Je ne me sens ni politique, ni surtout radical. Mais beaucoup trop d’artistes sont insensibles à la moralité : c’est mon cheval de bataille. Les années Bush ont sans doute ouvert mes yeux… Le but de la musique devrait être d’offrir une échappatoire à cette réalité, je le sais bien. Mais j’ai la chance d’avoir un micro, je ne peux pas traiter ce que je vais en faire à la légère. Le vrai défi, c’est de rester universel, de pouvoir être compris partout, par tous. C’est pourquoi j’ai si souvent utilisé des phrases à double sens, pour que personne ne se sente exclu. Mais sur Tyranny, il y avait sans doute un besoin d’être plus précis, car l’ennemi est beaucoup plus visible à l’œil nu, les problèmes apparaissent plus clairement. Ce n’était pas une volonté : c’est la situation qui, ces dernières années, m’a poussé à écrire ces chansons.

As-tu envisagé écrire hors de la musique, des articles par exemple ?

Je suis d’accord, je ne pense pas que la pop-music soit suffisante. C’est juste un véhicule pour transmettre mes petites réflexions au grand public. Même cette maigre contribution peut aider. Mais écrire des articles, non, trop de boulot pour moi (rires)… Il me faut de la musique pour écrire. Par exemple, mon poète préféré, le Perse Rumi, écrivait sur de la musique – et je ne me compare surtout pas, hein ?

La musique de Tyranny – punk, new-wave, hardcore – est-elle pour toi teintée de nostalgie ?

 

J’ai toujours adoré l’intensité de ces musiques hostiles, agressives. Mais j’aime aussi des choses très pop, et peu de groupes ont réussi, comme Nirvana, à unir les deux. Ma pratique de la musique va dans ce sens, je n’écoute pas forcément des albums mais une plage classique, un morceau hip-hop puis un autre complètement dingue de country alternative…
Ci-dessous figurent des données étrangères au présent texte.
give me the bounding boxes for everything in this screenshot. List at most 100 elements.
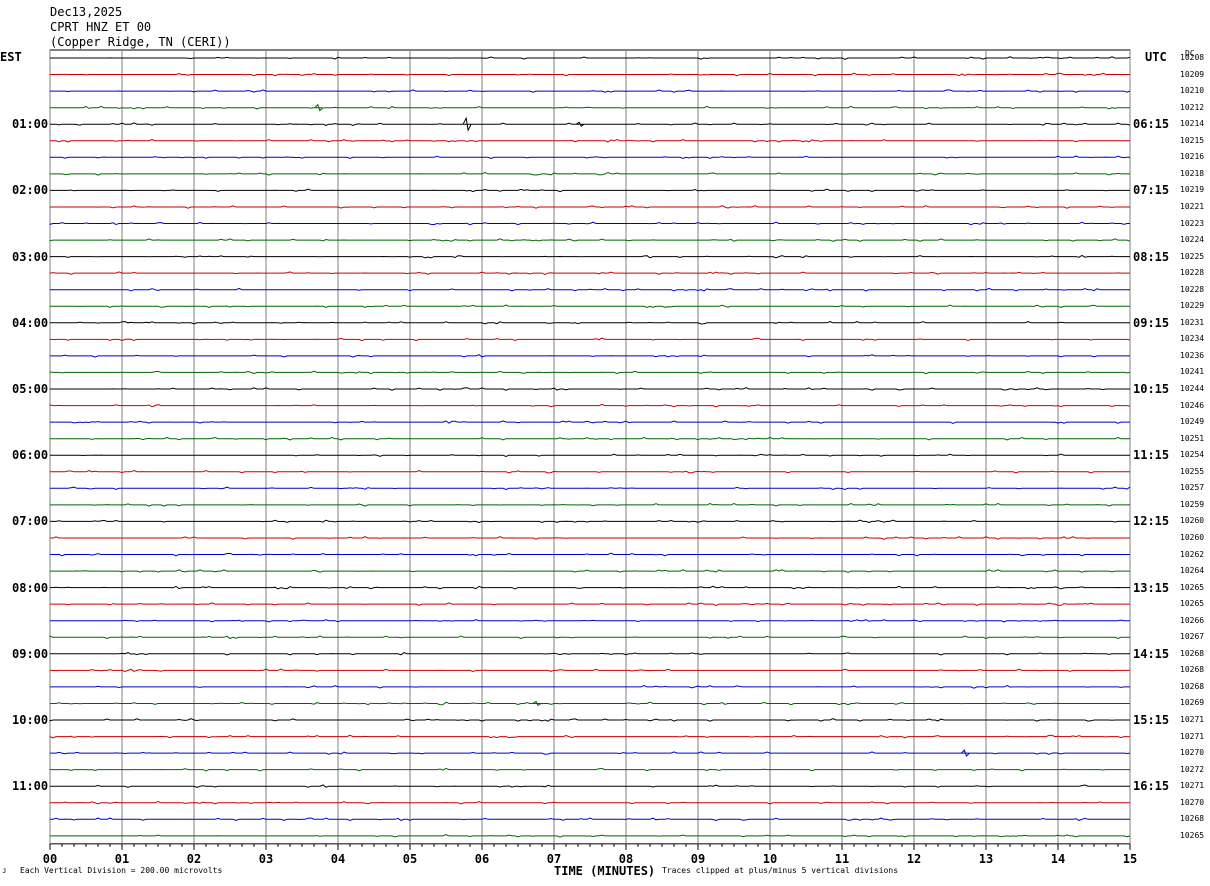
trace-line bbox=[49, 221, 1130, 226]
right-time-label: 13:15 bbox=[1133, 580, 1170, 595]
dc-offset-label: 10260 bbox=[1180, 516, 1205, 526]
left-time-label: 01:00 bbox=[12, 117, 49, 132]
dc-offset-label: 10260 bbox=[1180, 532, 1205, 542]
trace-line bbox=[49, 734, 1130, 739]
dc-offset-label: 10262 bbox=[1180, 549, 1205, 559]
dc-offset-label: 10270 bbox=[1180, 748, 1205, 758]
dc-offset-label: 10215 bbox=[1180, 135, 1205, 145]
trace-line bbox=[50, 800, 1130, 805]
dc-offset-label: 10265 bbox=[1180, 599, 1205, 609]
dc-offset-label: 10269 bbox=[1180, 698, 1205, 708]
x-tick-label: 11 bbox=[834, 852, 850, 866]
x-tick-label: 03 bbox=[258, 852, 274, 866]
seismogram-plot bbox=[49, 49, 1131, 850]
dc-offset-label: 10218 bbox=[1180, 168, 1205, 178]
trace-line bbox=[50, 321, 1130, 325]
trace-line bbox=[50, 602, 1130, 606]
trace-line bbox=[50, 685, 1130, 689]
dc-offset-label: 10234 bbox=[1180, 334, 1205, 344]
left-time-label: 06:00 bbox=[12, 448, 49, 463]
trace-line bbox=[50, 569, 1130, 573]
trace-line bbox=[50, 749, 1131, 758]
trace-line bbox=[50, 103, 1130, 112]
dc-offset-label: 10267 bbox=[1180, 632, 1205, 642]
right-time-label: 07:15 bbox=[1133, 183, 1170, 198]
dc-offset-label: 10221 bbox=[1180, 201, 1205, 211]
x-tick-label: 02 bbox=[186, 852, 202, 866]
dc-offset-label: 10212 bbox=[1180, 102, 1205, 112]
left-time-label: 08:00 bbox=[12, 580, 49, 595]
trace-line bbox=[50, 304, 1130, 309]
footer-mark: ᴊ bbox=[2, 866, 7, 875]
dc-offset-label: 10223 bbox=[1180, 218, 1205, 228]
x-tick-label: 14 bbox=[1050, 852, 1066, 866]
x-tick-label: 15 bbox=[1122, 852, 1138, 866]
trace-line bbox=[50, 116, 1131, 132]
dc-offset-label: 10272 bbox=[1180, 764, 1205, 774]
trace-line bbox=[50, 453, 1130, 458]
dc-offset-label: 10251 bbox=[1180, 433, 1205, 443]
trace-line bbox=[50, 834, 1131, 838]
right-time-label: 06:15 bbox=[1133, 117, 1170, 132]
dc-offset-label: 10219 bbox=[1180, 185, 1205, 195]
dc-offset-label: 10229 bbox=[1180, 301, 1205, 311]
trace-line bbox=[50, 420, 1130, 424]
dc-offset-label: 10249 bbox=[1180, 417, 1205, 427]
scale-note: Each Vertical Division = 200.00 microvol… bbox=[20, 866, 223, 875]
left-time-label: 09:00 bbox=[12, 646, 49, 661]
right-time-label: 15:15 bbox=[1133, 713, 1170, 727]
dc-offset-label: 10241 bbox=[1180, 367, 1205, 377]
dc-offset-label: 10257 bbox=[1180, 483, 1205, 493]
trace-line bbox=[49, 337, 1131, 342]
dc-offset-label: 10271 bbox=[1180, 731, 1205, 741]
right-time-label: 14:15 bbox=[1133, 646, 1170, 661]
trace-line bbox=[50, 138, 1130, 143]
trace-line bbox=[50, 585, 1130, 590]
trace-line bbox=[49, 370, 1131, 375]
x-tick-label: 01 bbox=[114, 852, 130, 866]
trace-layer bbox=[49, 56, 1131, 838]
x-tick-label: 00 bbox=[42, 852, 58, 866]
dc-offset-label: 10255 bbox=[1180, 466, 1205, 476]
dc-offset-label: 10228 bbox=[1180, 284, 1205, 294]
x-tick-label: 05 bbox=[402, 852, 418, 866]
dc-offset-label: 10271 bbox=[1180, 715, 1205, 724]
dc-offset-label: 10228 bbox=[1180, 268, 1205, 278]
trace-line bbox=[50, 817, 1130, 822]
dc-offset-label: 10224 bbox=[1180, 235, 1205, 245]
dc-offset-label: 10268 bbox=[1180, 665, 1205, 675]
trace-line bbox=[49, 635, 1130, 640]
trace-line bbox=[50, 552, 1130, 557]
left-time-label: 07:00 bbox=[12, 514, 49, 529]
x-tick-label: 10 bbox=[762, 852, 778, 866]
left-time-label: 11:00 bbox=[12, 779, 49, 794]
dc-offset-label: 10265 bbox=[1180, 582, 1205, 592]
right-time-label: 08:15 bbox=[1133, 249, 1170, 264]
trace-line bbox=[50, 652, 1130, 656]
trace-line bbox=[50, 784, 1130, 788]
trace-line bbox=[50, 188, 1130, 193]
dc-offset-label: 10236 bbox=[1180, 350, 1205, 360]
trace-line bbox=[50, 72, 1130, 77]
trace-line bbox=[49, 767, 1130, 772]
right-time-label: 16:15 bbox=[1133, 779, 1170, 794]
trace-line bbox=[50, 287, 1130, 292]
trace-line bbox=[50, 89, 1131, 93]
dc-offset-label: 10268 bbox=[1180, 681, 1205, 691]
trace-line bbox=[50, 436, 1130, 441]
trace-line bbox=[50, 519, 1130, 524]
dc-offset-label: 10209 bbox=[1180, 69, 1205, 79]
trace-line bbox=[50, 254, 1130, 259]
dc-offset-label: 10210 bbox=[1180, 86, 1205, 96]
dc-offset-label: 10214 bbox=[1180, 119, 1205, 129]
x-axis-title: TIME (MINUTES) bbox=[554, 864, 656, 878]
trace-line bbox=[50, 668, 1130, 673]
trace-line bbox=[50, 503, 1130, 507]
dc-offset-label: 10244 bbox=[1180, 384, 1205, 393]
dc-offset-label: 10271 bbox=[1180, 781, 1205, 791]
clip-note: Traces clipped at plus/minus 5 vertical … bbox=[662, 866, 899, 875]
right-time-label: 12:15 bbox=[1133, 514, 1170, 529]
trace-line bbox=[49, 271, 1130, 275]
grid-layer bbox=[49, 49, 1131, 850]
dc-offset-label: 10231 bbox=[1180, 317, 1205, 327]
De l’extérieur, on a l’impression que ta participation à Random Access Memories de Daft Punk a bouleversé ta façon de chanter. L’expérience a été si forte ?

 

Je les adore, j’étais si fier d’être leur invité, j’ai même remporté une petite statue aux Grammys grâce à eux. Leur chanson Veridis Quo est sans doute une de mes préférées de tous les temps. On évoque souvent leurs fondations funky, que j’adore aussi, mais ce qui me touche le plus chez eux est ce côté baroque. Leur façon de mélanger le classique et les synthés est vraiment magique. Quand j’ai entendu la chanson qu’ils me proposaient, Instant Crush, j’ai immédiatement pensé à Veridis Quo, à sa simplicité. Et ma première réaction a été de leur dire : “gardez-là en instrumental, ne gâchez pas cette merveille avec ma voix !” Travailler avec eux condamne au surpassement. Ils voulaient peut-être que je chante à la Strokes, avec ce chant grave à la Lou Reed… Mais je leur ai dit que je voulais un casque, un vocoder, devenir un robot rouge vif. Et j’ai chanté dans les aigus, pour la première fois.

Où en sont les Strokes ?

 

Nous avons donné quelques concerts cette année, nous avons composé quelques chansons. L’ambiance est bonne, positive, et ça n’était plus le cas depuis longtemps. On va sans doute se retrouver en janvier pour bosser sur de nouvelles idées. Mais pas d’excitation : ça pourrait prendre deux ou trois ans.